[Napoléon 4] L'immortel de Sainte-Hélène
Ne peuvent-ils aider la Maison impériale à tenir son rang à Sainte-Hélène ? Parce que tenir son rang, c’est résister à ceux qui veulent me réduire à n’être plus rien.
— Je désire pourvoir à tous mes besoins, dit-il, mais si, par une de ces contradictions qui sont le vrai caractère de l’injustice, le gouvernement anglais me refuse le moyen de le faire, j’irai m’inscrire à l’ordinaire des grenadiers, des braves du 53 e régiment. Ils ne refuseront pas l’hospitalité au premier soldat de l’Europe.
Il va se retirer dans sa chambre.
Il murmure à Marchand qui l’aide à se déshabiller :
— C’est la nuit qui est le temps difficile. Je voudrais travailler jusqu’à deux heures du matin et alors dormir. À neuf heures, j’ai sommeil, je dors deux heures, quelquefois une demi-heure, et ensuite me réveille. Les idées de la nuit ne sont pas gaies.
Il tousse. Les jambes, le ventre sont douloureux. Les yeux brûlent et coulent. Il marche avec difficulté. Il monte moins souvent à cheval, se promène en calèche. Mais au diable ces Anglais qui le surveillent ! Que craignent-ils, une évasion ?
Il reste immobile, somnole, puis tout à coup se met à dicter un nouveau chapitre de la campagne d’Égypte ou bien de la campagne de France.
La nuit, il songe.
Si c’était à refaire… Quel roman que ma vie. Si au lieu de l’expédition d’Égypte, j’avais fait celle d’Irlande ! À quoi tient la destinée des Empires ! Que nos révolutions sont petites et imparfaites dans l’organisation de l’univers !
Il tousse encore. La douleur se répand du ventre à la poitrine. Il se lève, fait quelques pas. Les rats s’enfuient. Il veut prendre son chapeau. Un rat énorme, noir, s’en échappe puis traverse la chambre.
L’eau dégouline à travers les plafonds troués. Le linge et les vêtements moisissent.
Il sort. Le temps a déjà changé. C’est la chaleur. Le vent. Il regarde ce plateau au centre duquel Longwood est bâti. Pas un arbre. Pas de source. Pas de pelouse.
Il aperçoit au loin les bâtiments cossus de Plantation House, entourés de verdure. C’est là que s’est installé Hudson Lowe.
Maudit soit cette hyène, qui refuse de me laisser parcourir l’île à ma guise !
Cet homme veut ma mort. Il a pour instruction de me tuer !
Il faut protester, se battre, ne pas céder .
Au capitaine d’une frégate, la Havannah , qui a voulu lui présenter ses respects, qui refuse pourtant de prendre un pli pour l’Europe et qui s’enquiert des désirs de Napoléon, il dit d’une voix forte :
— On veut savoir ce que je désire ? Je demande ma liberté ou mon bourreau. Rapportez ces paroles à votre prince-régent. Je ne demande plus de nouvelles de mon fils, puisqu’on a eu la barbarie de laisser mes premières demandes sans réponse. Je n’étais pas votre prisonnier : les sauvages eussent eu plus d’égards pour ma position. Vos ministres ont indignement violé en moi le droit sacré de l’hospitalité ; ils ont entaché votre nation à jamais.

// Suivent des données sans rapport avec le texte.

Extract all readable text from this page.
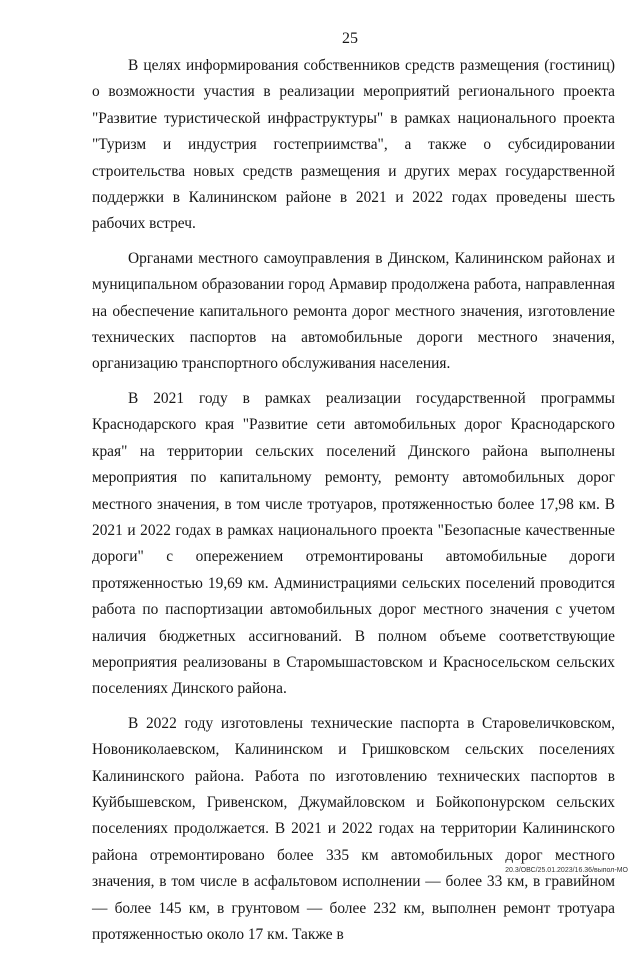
25

В целях информирования собственников средств размещения (гостиниц) о возможности участия в реализации мероприятий регионального проекта "Развитие туристической инфраструктуры" в рамках национального проекта "Туризм и индустрия гостеприимства", а также о субсидировании строительства новых средств размещения и других мерах государственной поддержки в Калининском районе в 2021 и 2022 годах проведены шесть рабочих встреч.

Органами местного самоуправления в Динском, Калининском районах и муниципальном образовании город Армавир продолжена работа, направленная на обеспечение капитального ремонта дорог местного значения, изготовление технических паспортов на автомобильные дороги местного значения, организацию транспортного обслуживания населения.

В 2021 году в рамках реализации государственной программы Краснодарского края "Развитие сети автомобильных дорог Краснодарского края" на территории сельских поселений Динского района выполнены мероприятия по капитальному ремонту, ремонту автомобильных дорог местного значения, в том числе тротуаров, протяженностью более 17,98 км. В 2021 и 2022 годах в рамках национального проекта "Безопасные качественные дороги" с опережением отремонтированы автомобильные дороги протяженностью 19,69 км. Администрациями сельских поселений проводится работа по паспортизации автомобильных дорог местного значения с учетом наличия бюджетных ассигнований. В полном объеме соответствующие мероприятия реализованы в Старомышастовском и Красносельском сельских поселениях Динского района.

В 2022 году изготовлены технические паспорта в Старовеличковском, Новониколаевском, Калининском и Гришковском сельских поселениях Калининского района. Работа по изготовлению технических паспортов в Куйбышевском, Гривенском, Джумайловском и Бойкопонурском сельских поселениях продолжается. В 2021 и 2022 годах на территории Калининского района отремонтировано более 335 км автомобильных дорог местного значения, в том числе в асфальтовом исполнении — более 33 км, в гравийном — более 145 км, в грунтовом — более 232 км, выполнен ремонт тротуара протяженностью около 17 км. Также в

20.3/ОВС/25.01.2023/16.36/выпол-МО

Combien de jours encore à rester dans cette « île trop petite pour moi, qui, chaque jour, faisais dix, quinze, vingt lieues à cheval ! Le climat n’est pas le nôtre. Ce n’est ni notre soleil ni nos saisons. Tout, ici, respire un ennui mortel. La position est désagréable, insalubre, il n’y a point d’eau. Ce coin de l’île où l’on m’a relégué est désert, il a repoussé ses habitants ».

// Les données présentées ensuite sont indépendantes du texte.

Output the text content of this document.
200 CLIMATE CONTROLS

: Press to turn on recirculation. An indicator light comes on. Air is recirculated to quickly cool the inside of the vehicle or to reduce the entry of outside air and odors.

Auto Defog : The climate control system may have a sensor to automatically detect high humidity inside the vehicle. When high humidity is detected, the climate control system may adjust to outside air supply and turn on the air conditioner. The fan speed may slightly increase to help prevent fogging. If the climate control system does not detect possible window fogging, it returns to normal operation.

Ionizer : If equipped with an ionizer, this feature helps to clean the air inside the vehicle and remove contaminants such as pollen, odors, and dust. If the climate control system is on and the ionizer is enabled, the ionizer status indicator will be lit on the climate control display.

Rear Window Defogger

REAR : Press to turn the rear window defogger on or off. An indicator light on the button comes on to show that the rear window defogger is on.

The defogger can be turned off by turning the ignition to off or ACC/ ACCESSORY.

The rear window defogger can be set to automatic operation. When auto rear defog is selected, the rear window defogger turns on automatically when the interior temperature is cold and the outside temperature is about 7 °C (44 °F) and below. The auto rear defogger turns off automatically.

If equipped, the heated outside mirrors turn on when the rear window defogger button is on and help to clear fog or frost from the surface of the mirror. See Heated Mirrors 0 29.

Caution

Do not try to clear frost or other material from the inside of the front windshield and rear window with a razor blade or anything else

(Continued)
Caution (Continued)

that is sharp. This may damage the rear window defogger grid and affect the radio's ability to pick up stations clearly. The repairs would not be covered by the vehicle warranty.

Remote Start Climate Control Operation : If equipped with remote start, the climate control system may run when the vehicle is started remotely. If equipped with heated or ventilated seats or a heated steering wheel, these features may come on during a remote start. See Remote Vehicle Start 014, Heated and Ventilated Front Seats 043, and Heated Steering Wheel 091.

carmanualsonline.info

Il sait bien pourquoi l’on a choisi Longwood, pour pouvoir le surveiller, guetter chacun de ses mouvements, chaque visite.

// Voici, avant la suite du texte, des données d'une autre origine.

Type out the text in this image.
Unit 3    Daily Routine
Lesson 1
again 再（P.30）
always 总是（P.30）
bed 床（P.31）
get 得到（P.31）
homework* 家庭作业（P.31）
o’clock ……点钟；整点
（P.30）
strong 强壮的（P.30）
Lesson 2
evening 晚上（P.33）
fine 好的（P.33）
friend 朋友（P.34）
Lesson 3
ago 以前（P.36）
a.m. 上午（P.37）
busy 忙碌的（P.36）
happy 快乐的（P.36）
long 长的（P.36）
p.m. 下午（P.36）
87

— Qu’Hudson Lowe m’envoie un cercueil ! Deux balles dans la tête, voilà ce qu’il faut.
Mourir ?
La mort va le prendre ici. Il se sent souvent las. Il grossit. Cet homme bedonnant aux membres maigres dont il aperçoit la silhouette dans un miroir, c’est lui ! Voilà ce que la vie a fait de moi .
Mourir ? Quand ? Comment ? Il y songe chaque jour.
Il ne ressent aucune angoisse, plutôt une sorte de curiosité.
— L’homme ne doit jurer de rien sur tout ce qui concerne ses derniers instants, dit-il à Las Cases.
« Dire d’où je viens, reprend-il, ce que je suis, où je vais, est au-dessus de mes idées, et pourtant tout cela est. Je suis la montre qui existe et qui ne se connaît pas. Mais je puis paraître devant ce tribunal de Dieu, je puis attendre son jugement sans crainte.